Title: Safe and Sound Reinforcement Learning
Abstract: Reinforcement Learning offers a rich paradigm for sequential decision-making. In the last few years, we have seen tremendous progress in terms of algorithms & applications. However most of these were restricted to low-risk settings, such as games and simulators. Yet the potential for real-world impact is tremendous, if we can ensure our models and policies are safe and sound. In this talk I will review some of the challenges we have seen with reproducibility, brittleness and instability of RL solutions. I will also discuss tools and methods recently proposed to avoid undesirable behaviors and increase our ability to tackle real-world problems, including in health-care settings.

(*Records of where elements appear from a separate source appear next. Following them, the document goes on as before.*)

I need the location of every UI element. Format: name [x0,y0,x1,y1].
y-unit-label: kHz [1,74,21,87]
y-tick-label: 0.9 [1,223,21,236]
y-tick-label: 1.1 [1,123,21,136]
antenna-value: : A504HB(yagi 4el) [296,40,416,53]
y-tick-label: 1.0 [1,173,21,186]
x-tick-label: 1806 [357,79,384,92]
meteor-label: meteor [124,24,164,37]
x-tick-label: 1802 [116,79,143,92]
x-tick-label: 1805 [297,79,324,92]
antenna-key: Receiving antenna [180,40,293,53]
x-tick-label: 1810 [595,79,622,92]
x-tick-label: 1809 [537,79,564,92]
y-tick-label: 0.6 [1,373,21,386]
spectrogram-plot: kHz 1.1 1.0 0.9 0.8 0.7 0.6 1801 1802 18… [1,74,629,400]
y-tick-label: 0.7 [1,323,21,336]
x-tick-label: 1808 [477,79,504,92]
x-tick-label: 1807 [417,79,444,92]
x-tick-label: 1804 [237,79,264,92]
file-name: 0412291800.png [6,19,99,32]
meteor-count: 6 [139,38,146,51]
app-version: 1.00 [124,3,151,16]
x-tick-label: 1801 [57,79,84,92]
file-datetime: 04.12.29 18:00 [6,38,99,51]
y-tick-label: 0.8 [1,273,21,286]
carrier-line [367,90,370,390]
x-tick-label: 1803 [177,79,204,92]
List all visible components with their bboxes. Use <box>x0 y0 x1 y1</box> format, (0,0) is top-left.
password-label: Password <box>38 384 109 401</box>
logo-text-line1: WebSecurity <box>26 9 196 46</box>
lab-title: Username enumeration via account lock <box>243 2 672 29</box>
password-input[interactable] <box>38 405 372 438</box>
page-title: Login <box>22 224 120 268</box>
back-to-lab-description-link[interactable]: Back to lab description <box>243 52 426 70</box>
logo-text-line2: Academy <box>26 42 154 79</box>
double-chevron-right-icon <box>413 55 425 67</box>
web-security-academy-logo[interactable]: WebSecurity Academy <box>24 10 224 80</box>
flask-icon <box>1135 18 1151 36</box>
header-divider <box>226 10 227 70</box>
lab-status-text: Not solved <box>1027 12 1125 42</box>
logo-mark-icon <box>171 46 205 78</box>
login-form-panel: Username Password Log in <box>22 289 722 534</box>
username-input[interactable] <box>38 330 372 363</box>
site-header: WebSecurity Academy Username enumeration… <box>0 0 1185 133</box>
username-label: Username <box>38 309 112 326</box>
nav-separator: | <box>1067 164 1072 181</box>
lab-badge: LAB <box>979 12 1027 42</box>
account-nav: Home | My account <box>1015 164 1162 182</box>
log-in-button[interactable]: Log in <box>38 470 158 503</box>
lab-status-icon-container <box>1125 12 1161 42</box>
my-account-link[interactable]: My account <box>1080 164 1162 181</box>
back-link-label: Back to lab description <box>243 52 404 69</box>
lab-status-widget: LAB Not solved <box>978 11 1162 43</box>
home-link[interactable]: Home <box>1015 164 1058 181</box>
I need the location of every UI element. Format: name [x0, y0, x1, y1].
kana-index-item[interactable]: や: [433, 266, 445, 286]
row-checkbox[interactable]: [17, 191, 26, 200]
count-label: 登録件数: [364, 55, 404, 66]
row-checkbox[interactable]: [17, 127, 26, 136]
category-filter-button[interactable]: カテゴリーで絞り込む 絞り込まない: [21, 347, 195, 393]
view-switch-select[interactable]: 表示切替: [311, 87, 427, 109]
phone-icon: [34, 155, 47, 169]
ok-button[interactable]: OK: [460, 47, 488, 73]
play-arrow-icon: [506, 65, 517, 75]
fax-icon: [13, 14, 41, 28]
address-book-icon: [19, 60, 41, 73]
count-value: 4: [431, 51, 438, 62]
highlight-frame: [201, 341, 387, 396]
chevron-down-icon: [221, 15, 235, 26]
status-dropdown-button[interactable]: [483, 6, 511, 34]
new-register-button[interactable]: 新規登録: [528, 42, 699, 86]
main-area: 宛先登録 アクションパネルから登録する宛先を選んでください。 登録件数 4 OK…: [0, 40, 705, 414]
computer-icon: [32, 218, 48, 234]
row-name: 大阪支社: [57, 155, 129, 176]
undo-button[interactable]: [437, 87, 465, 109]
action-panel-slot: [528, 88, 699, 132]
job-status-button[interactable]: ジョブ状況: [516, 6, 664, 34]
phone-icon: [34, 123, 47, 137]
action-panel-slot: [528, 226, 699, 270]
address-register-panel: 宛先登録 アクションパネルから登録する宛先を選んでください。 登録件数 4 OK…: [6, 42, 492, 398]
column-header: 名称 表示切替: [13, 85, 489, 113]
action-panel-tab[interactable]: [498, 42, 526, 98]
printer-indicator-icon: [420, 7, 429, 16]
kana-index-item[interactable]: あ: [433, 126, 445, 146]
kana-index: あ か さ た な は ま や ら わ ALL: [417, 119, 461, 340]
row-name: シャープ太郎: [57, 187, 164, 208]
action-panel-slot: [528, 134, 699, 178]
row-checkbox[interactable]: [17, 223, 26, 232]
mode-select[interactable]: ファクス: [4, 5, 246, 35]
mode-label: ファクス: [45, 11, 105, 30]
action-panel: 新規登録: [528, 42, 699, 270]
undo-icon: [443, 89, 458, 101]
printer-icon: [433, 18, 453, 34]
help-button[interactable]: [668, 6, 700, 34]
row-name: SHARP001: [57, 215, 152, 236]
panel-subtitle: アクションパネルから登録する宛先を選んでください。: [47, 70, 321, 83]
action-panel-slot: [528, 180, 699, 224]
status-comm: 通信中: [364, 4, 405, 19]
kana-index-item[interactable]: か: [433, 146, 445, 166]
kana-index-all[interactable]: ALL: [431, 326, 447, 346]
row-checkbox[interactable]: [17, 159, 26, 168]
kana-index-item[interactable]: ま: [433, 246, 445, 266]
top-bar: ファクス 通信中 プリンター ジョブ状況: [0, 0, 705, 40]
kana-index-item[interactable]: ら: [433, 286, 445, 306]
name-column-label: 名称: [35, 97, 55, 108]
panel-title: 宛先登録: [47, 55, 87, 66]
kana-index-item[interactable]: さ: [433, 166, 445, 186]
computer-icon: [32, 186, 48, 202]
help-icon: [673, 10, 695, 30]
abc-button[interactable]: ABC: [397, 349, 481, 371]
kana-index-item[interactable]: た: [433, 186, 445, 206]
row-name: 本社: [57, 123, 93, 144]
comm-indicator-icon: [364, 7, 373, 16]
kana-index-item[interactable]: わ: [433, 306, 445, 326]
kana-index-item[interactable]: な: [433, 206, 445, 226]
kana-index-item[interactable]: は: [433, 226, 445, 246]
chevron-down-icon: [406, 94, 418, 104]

Bio: Joelle Pineau is a faculty member at Mila and an Associate Professor and William Dawson Scholar at the School of Computer Science at McGill University, where she co-directs the Reasoning and Learning Lab. She is also co-Managing Director of Facebook AI Research, and the director of its lab in Montreal, Canada. She holds a BASc in Engineering from the University of Waterloo, and an MSc and PhD in Robotics from Carnegie Mellon University. Dr. Pineau’s research focuses on developing new models and algorithms for planning and learning in complex partially-observable domains. She also works on applying these algorithms to complex problems in robotics, health care, games and conversational agents. She serves on the editorial board of the Journal of Artificial Intelligence Research and the Journal of Machine Learning Research and is Past-President of the International Machine Learning Society. She is a recipient of NSERC’s E.W.R. Steacie Memorial Fellowship (2018), a Fellow of the Association for the Advancement of Artificial Intelligence (AAAI), a Senior Fellow of the Canadian Institute for Advanced Research (CIFAR), a member of the College of New Scholars, Artists and Scientists by the Royal Society of Canada, and a 2019 recipient of the Governor General’s Innovation Awards.